Глава 1
Уединившись в небольшом гроте в скале, скрытой вересковыми зарослями, оставив лошадей пастись, две девушки, сидя на травяных подстилках, склонились, над рукописью в кожаном переплете.
- И в этом — воля, — читала светловолосая девушка, — не ведающая смерти; кто постигнет тайны воли во всей мощи ее? Ибо Бог — ничто, как воля величайшая, проникающая все сущее самой природой своего предназначения. Ни ангелам, ни смерти, не предает себя всецело человек кроме как через бессилие слабой воли своей.
Они немного помолчали.
- Верно сказано! — сказала вторая девушка, убирая с лица длинные выбившиеся из буклей огненно-рыжие пряди, — вот я считаю, что человек должен использовать все до последнего шанса, а не молиться, вверяя себя Богу и надеяться, что он за тебя все сделает. Нужно сражаться и не терять присутствия духа. А Бог — на него слишком ненадежно полагаться — то ли поможет, то ли нет... На Бога надейся — а сам не плошай!
- Да, Дорэн! Слышал бы кто-нибудь нас, нам бы не поздоровилось — нас бы сожгли за ересь, — ответила светловолосая девушка.
- В чем же ересь, Киркла? В том, что люди должны быть сильными и смелыми, а не стучаться лбами об пол? Нет, все же хорошо было, когда в нашей стране были свои боги — прекрасные благородные боги! Вспомни Мерлина! О, как бы я хотела жить тогда, быть его верной ученицей и помощницей! Быть рядом с ним, — вздохнула Дорэн, втыкая с разных положений дагу в землю.
- Да! Тогда не было войн между своими же, вернее, войны-то были, но не было такого мстительного уничтожения! И мы могли бы с тобой не встречаться тайком в пещере, а дружить открыто! И никто бы не упрекнул нас, что Дорэн Грэфолк с белой розой на гербе и Киркла Круэл с алой розой, вместо того, чтобы бить друг друга, мирно беседуют в Вересковых Холмах!
Дорэн и Киркла вышли на солнце, спрятав запретную рукопись в гроте, и сели на траву.

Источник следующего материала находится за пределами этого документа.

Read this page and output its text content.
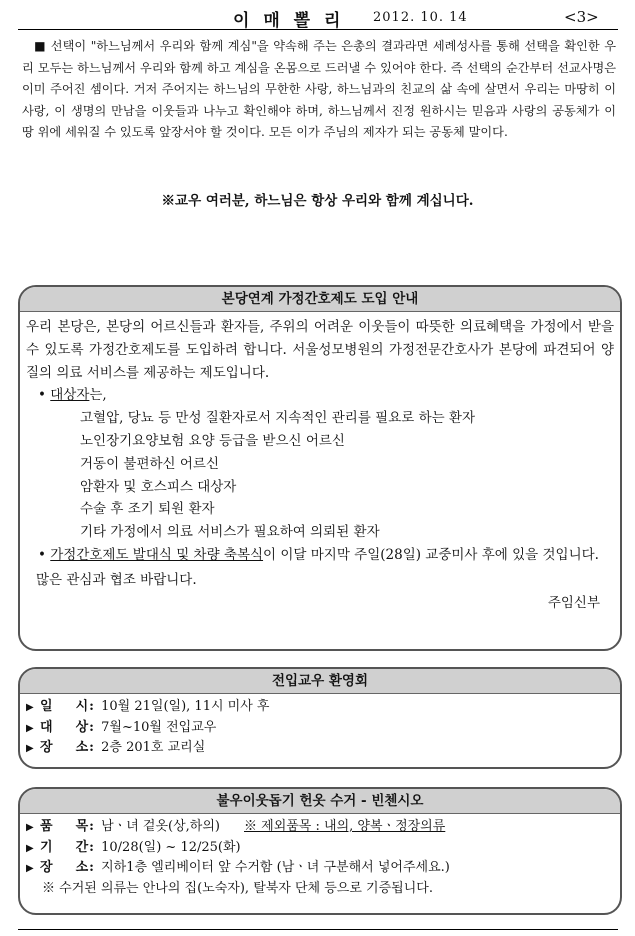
이 매 뽈 리 2012. 10. 14	<3>

■ 선택이 "하느님께서 우리와 함께 계심"을 약속해 주는 은총의 결과라면 세례성사를 통해 선택을 확인한 우리 모두는 하느님께서 우리와 함께 하고 계심을 온몸으로 드러낼 수 있어야 한다. 즉 선택의 순간부터 선교사명은 이미 주어진 셈이다. 거저 주어지는 하느님의 무한한 사랑, 하느님과의 친교의 삶 속에 살면서 우리는 마땅히 이 사랑, 이 생명의 만남을 이웃들과 나누고 확인해야 하며, 하느님께서 진정 원하시는 믿음과 사랑의 공동체가 이 땅 위에 세워질 수 있도록 앞장서야 할 것이다. 모든 이가 주님의 제자가 되는 공동체 말이다.

※교우 여러분, 하느님은 항상 우리와 함께 계십니다.
본당연계 가정간호제도 도입 안내

우리 본당은, 본당의 어르신들과 환자들, 주위의 어려운 이웃들이 따뜻한 의료혜택을 가정에서 받을 수 있도록 가정간호제도를 도입하려 합니다. 서울성모병원의 가정전문간호사가 본당에 파견되어 양질의 의료 서비스를 제공하는 제도입니다.

• 대상자는,

고혈압, 당뇨 등 만성 질환자로서 지속적인 관리를 필요로 하는 환자
노인장기요양보험 요양 등급을 받으신 어르신
거동이 불편하신 어르신
암환자 및 호스피스 대상자
수술 후 조기 퇴원 환자
기타 가정에서 의료 서비스가 필요하여 의뢰된 환자

• 가정간호제도 발대식 및 차량 축복식이 이달 마지막 주일(28일) 교중미사 후에 있을 것입니다.

많은 관심과 협조 바랍니다.

주임신부

전입교우 환영회
▶ 일 시 : 10월 21일(일), 11시 미사 후
▶ 대 상 : 7월~10월 전입교우
▶ 장 소 : 2층 201호 교리실
불우이웃돕기 헌옷 수거 - 빈첸시오
▶ 품 목 : 남ㆍ녀 겉옷(상,하의) ※ 제외품목 : 내의, 양복ㆍ정장의류
▶ 기 간 : 10/28(일) ~ 12/25(화)
▶ 장 소 : 지하1층 엘리베이터 앞 수거함 (남ㆍ녀 구분해서 넣어주세요.)
※ 수거된 의류는 안나의 집(노숙자), 탈북자 단체 등으로 기증됩니다.
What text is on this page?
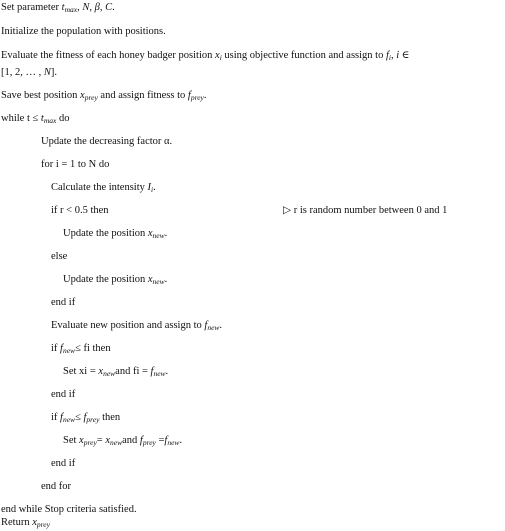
Set parameter $t_{max}$, N, β, C.
Initialize the population with positions.
Evaluate the fitness of each honey badger position $x_i$ using objective function and assign to $f_i$, i ∈
[1, 2, … , N].
Save best position $x_{prey}$ and assign fitness to $f_{prey}$.
while $t \le t_{max}$ do
Update the decreasing factor α.
for i = 1 to N do
Calculate the intensity $I_i$.
if r < 0.5 then	▷ r is random number between 0 and 1
Update the position $x_{new}$.
else
Update the position $x_{new}$.
end if
Evaluate new position and assign to $f_{new}$.
if $f_{new}\le$ fi then
Set xi = $x_{new}and$ fi = $f_{new}$.
end if
if $f_{new}\le f_{prey}$ then
Set $x_{prey}= x_{new}and$ $f_{prey} =f_{new}$.
end if
end for
end while Stop criteria satisfied.
Return $x_{prey}$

Дорэн откинулась на спину и, жуя травинку, произнесла, глядя на проносящиеся вдали облака:
- Как жаль, что вы не за Йорков!
- Как жаль, что вы не за Ланкастеров! — ответила Киркла.
- О, нет, только давай исключим эту тему из наших разговоров, — вскричала Дорэн, — меня мало интересует борьба за кормушку этих... — Дорэн вздохнула, — главное, чтобы это на нашей дружбе никак не отражалось! Последний Ланкастер мертв, может быть теперь воцарится мир и дворяне прекратят воевать?!
- Не думаю. Алые еще надеются, на что-то... — ответила Киркла, — мой отец говорит, что они будут верны заветам Маргариты. Ведь Генри был не очень-то волевым королем и страной правила его супруга Маргарита. И она заварила всю эту кашу. После того, как она побывала в плену у ваших Йорков, потом была выкуплена Людовиком и уехала на родину в свою противную Францию, для алых она стала чуть ли не великомученицей. Она творила, что хотела в нашей стране и довела ее до этого кошмара! И они и по сей день будут стремиться выполнять ее заветы. Проклятая лягушкоедка!
- Черт бы побрал все это! — вспылила Дорэн, — ну почему, почему они воюют за политические принципы, а мы должны страдать?! Моя лучшая подруга вот уже шесть лет в стане врагов. Человек, которого я люблю, тоже принадлежит к партии Ланкастеров! Я должна его за это ненавидеть, а я его люблю! Но самое страшное, что это совершенно безнадежно!
- Почему? — удивилаеь Киркла.
- Во-первых, наши родители никогда не согласятся на этот брак — они воюют друг с другом. А во-вторых, я не знаю, как он относится ко мне. Может статься, он тоже любит меня, а может быть, ненавидит! Проклятая война! Чем мы заслужили такое наказание — родиться в период войны?! Из дома даже нельзя выйти — постоянно находишься под страхом, что тебя схватят алые! Это ужасно! А впрочем, оставим эту грустную тему. Сегодня мои братья — старший Морис и младший Дориан — уехали на охоту. Может статься, они привезут мне живую белку — Дориан обещал мне! Он славный мальчик, растет настоящим воином. Будет ужасно, если ему придется применить свои умения в этой чертовой войне! Кстати, Морис взялся обучать меня военному искусству. Он считает, что при нынешнем положении дел в стране я должна уметь постоять за себя.
- Ну и как успехи? — поинтересовалась Киркла.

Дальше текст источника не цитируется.